The tolling rule must be “closely related” to the borrowed statute of limitation. Sain v. City of Bend, 309 F.3d 1134, 1138 (9th Cir.2002). It would no less frustrate “the federal interest in uniformity and the interest in having firmly defined, easily applied rules” were we to obediently apply the residual statute of limitations, only to then adopt a tort-specific tolling provision. Wilson, 471 U.S. at 270 (internal quotation marks omitted). Such a holding “would succeed only in transferring the [ ] confusion over the choice among multiple [statutes of limitations] to a choice among multiple [tolling] provisions.” Owens, 488 U .S. at 244. We decline Bonneau's invitation to apply § 12.117 as a tolling statute for the two-year limitations period in § 12.110.


Bonneau alleged, for the first time in his motion for reconsideration in the district court, that accrual of his claims should be delayed because he repressed memories of the beatings. We generally do not consider arguments raised for the first time in a motion for reconsideration. Wagner v. United States, 374 F.2d 86, 87 (9th Cir.1967). Even if we exercise the leniency sometimes afforded pro se plaintiffs, the argument does not succeed.1

Consistent with Wilson and Owens, federal, not state, law determines when a federal cause of action accrues. Wallace v. Kato, 549 U.S. 384, 388, 127 S.Ct. 1091, 166 L.Ed.2d 973 (2007). Although Bonneau pays lip service to federal law, he spends much of his brief explaining how the accrual rule of § 12.117 applies, arguing in passing that the state rule essentially mirrors federal accrual doctrine. However, the Supreme Court instructs that in the case of accrual, rather than considering state law, we must revert to “federal rules conforming in general to common-law tort principles.” Id. A consistent accrual principle for § 1983 claims reflects Wilson's direction that such claims are distinct from and unaffected by the manner in which a state chooses to shape a state law cause of action. We therefore do not-and need not—analyze Bonneau's claims under state law.

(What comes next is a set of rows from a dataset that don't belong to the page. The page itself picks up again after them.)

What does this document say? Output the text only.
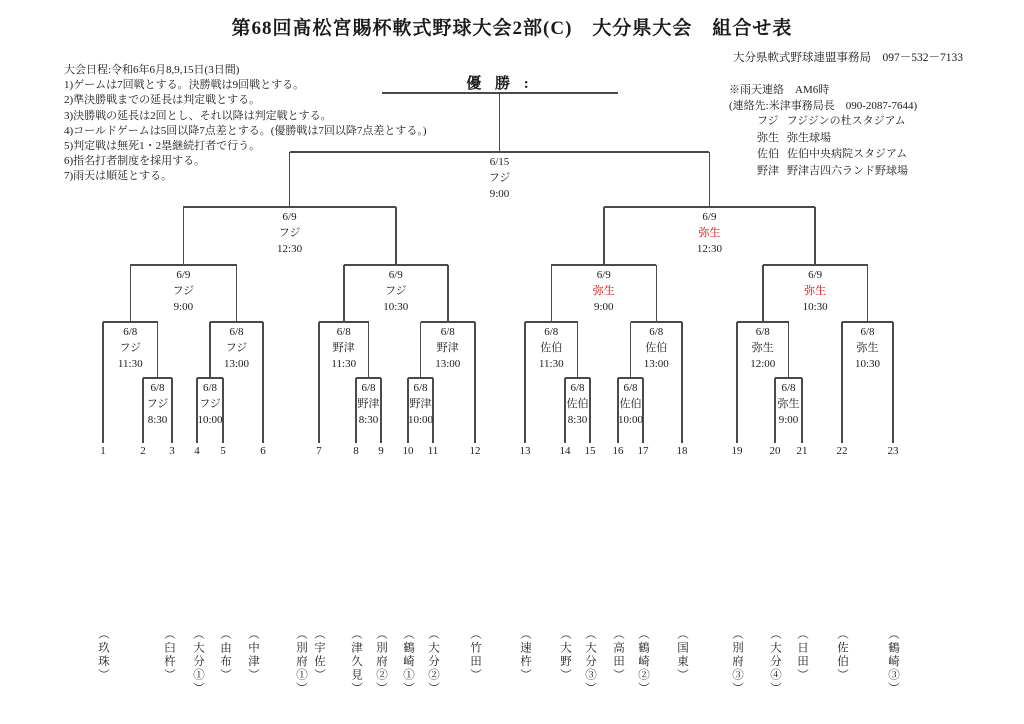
第68回髙松宮賜杯軟式野球大会2部(C)　大分県大会　組合せ表
大分県軟式野球連盟事務局　097－532－7133
※雨天連絡　AM6時
(連絡先:米津事務局長　090-2087-7644)
フジ フジジンの杜スタジアム
弥生 弥生球場
佐伯 佐伯中央病院スタジアム
野津 野津吉四六ランド野球場
大会日程:令和6年6月8,9,15日(3日間)
1)ゲームは7回戦とする。決勝戦は9回戦とする。
2)準決勝戦までの延長は判定戦とする。
3)決勝戦の延長は2回とし、それ以降は判定戦とする。
4)コールドゲームは5回以降7点差とする。(優勝戦は7回以降7点差とする。)
5)判定戦は無死1・2塁継続打者で行う。
6)指名打者制度を採用する。
7)雨天は順延とする。
優 勝 :
6/8
フジ
8:30
6/8
フジ
11:30
6/8
フジ
10:00
6/8
フジ
13:00
6/9
フジ
9:00
6/8
野津
8:30
6/8
野津
11:30
6/8
野津
10:00
6/8
野津
13:00
6/9
フジ
10:30
6/9
フジ
12:30
6/8
佐伯
8:30
6/8
佐伯
11:30
6/8
佐伯
10:00
6/8
佐伯
13:00
6/9
弥生
9:00
6/8
弥生
9:00
6/8
弥生
12:00
6/8
弥生
10:30
6/9
弥生
10:30
6/9
弥生
12:30
6/15
フジ
9:00
1
（玖珠）
2
（臼杵）
3
（大分①）
4
（由布）
5
（中津）
6
（別府①）
7
（宇佐）
8
（津久見）
9
（別府②）
10
（鶴崎①）
11
（大分②）
12
（竹田）
13
（速杵）
14
（大野）
15
（大分③）
16
（高田）
17
（鶴崎②）
18
（国東）
19
（別府③）
20
（大分④）
21
（日田）
22
（佐伯）
23
（鶴崎③）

The general common law principle is that a cause of action accrues when “the plaintiff knows or has reason to know of the injury.” TwoRivers v. Lewis, 174 F.3d 987, 991 (9th Cir.1999). We have interpreted the “question ․ [of] what ․ we mean by injury” with some flexibility, and held that a “claim accrues” not just when the plaintiff experiences the injury, but “when the plaintiff knew or in the exercise of reasonable diligence should have known of the injury and the cause of that injury.” Lukovsky v. City & Cnty. of San Francisco, 535 F.3d 1044, 1050 (9th Cir.2008). In this case, Bonneau was aware of the injuries he experienced as a child as well as their causes at the time of the beatings. Indeed, he immediately confided in other teachers and his parents, and he alleges no other injuries whose cause he belatedly discovered can be traced to the alleged abuse. Under the common law rule, Bonneau has not alleged sufficient facts to support delayed accrual of his claims.



1.  Although Bonneau was pro se in the district court, he was ably represented on appeal by a counsel appointed through the Ninth Circuit's Pro Bono Program.